16:22 PM

Diversity Graduation recognizes students, families of underrepresented populations


University of Houston-Clear Lake’s Office of Student Equity, Diversity and Inclusion hosted the fourth annual Diversity Graduation on May 11, inviting multicultural, LGBTQ+, veteran, and first-generation college students to be highlighted in a celebration spotlighting underrepresented populations that bring diversity to the campus.

 “We had about 80 graduates who brought along an additional 140 family members and friends to celebrate graduation,” said Joshua Quinn, coordinator of Women, Gender and Sexuality Programs in the Office of Student Diversity, Equity and Inclusion.

This was the first year that veterans were included in the Diversity Graduation celebration, which took place in the university’s Bayou Building. Sam Tijerina, who received his Bachelor of Science in Legal Studies, was among seven veterans crossing the stage.

Tijerina is a first-generation college student who transferred to UH-Clear Lake from San Jacinto College. Ultimately, he hopes to complete law school and begin a career in union advocacy.

“I thought the Diversity Graduation was really special,” Tijerina said. “I really pride myself on being a veteran.
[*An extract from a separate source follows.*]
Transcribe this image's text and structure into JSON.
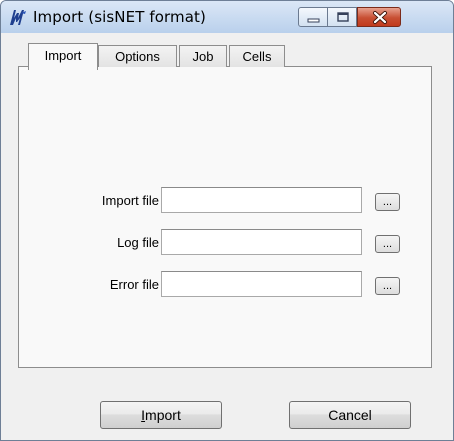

Of everything I do, I hope that people look at me and associate that more than anything else about me.”

Tijerina, a husband and father of three small children, said he discussed it with his wife and decided the kids would not be able to sit through the commencement ceremony on May 13 at NRG Arena.

“This way, the kids saw their dad walk up, I have a video of my sons running up to me, and it was a lot more intimate,” he said. “I would not have gotten this at the Arena. I really walked for my kids. I wanted to be an example for them and see themselves in higher education someday.”

Although he did attend the main event at NRG Arena with his wife, he said he felt that the Diversity Graduation was his “real” commencement because his children could be present and participate as well.

“It’s really important to me that this university does an alternative graduation,” he said. “I’m a very proud veteran graduate and the big commencement should be for everybody. But, it’s important to have this kind of ceremony to show the diversity in the crowd.”

The group of graduates is so diverse, Tijerina said it was important to acknowledge everyone. “They all have had a struggle and they all have a story,” he said. “It’s nice to have this recognition and know the university cares enough to do this. We feel that this is the moment when it all comes together and we are told we’ll always be a part of the UHCL family.”

Quinn said that each diverse population receives a certain commemorative item with historic significance as his or her name is called. The historical context of each item is explained to the audience, along with its importance in bringing inclusivity and granting access to populations who have been denied access to higher education in the past.

“Military graduates receive a challenge coin and not a stole,” he said. “There is a history to that. They receive a red, white and blue honor cord, and a challenge coin designed by the Office of Military and Veteran Services. Our veterans have met the challenge and have become UHCL alumni, so they receive one-of-a-kind challenge coins. This is the first year for this new tradition; no one else will have those.”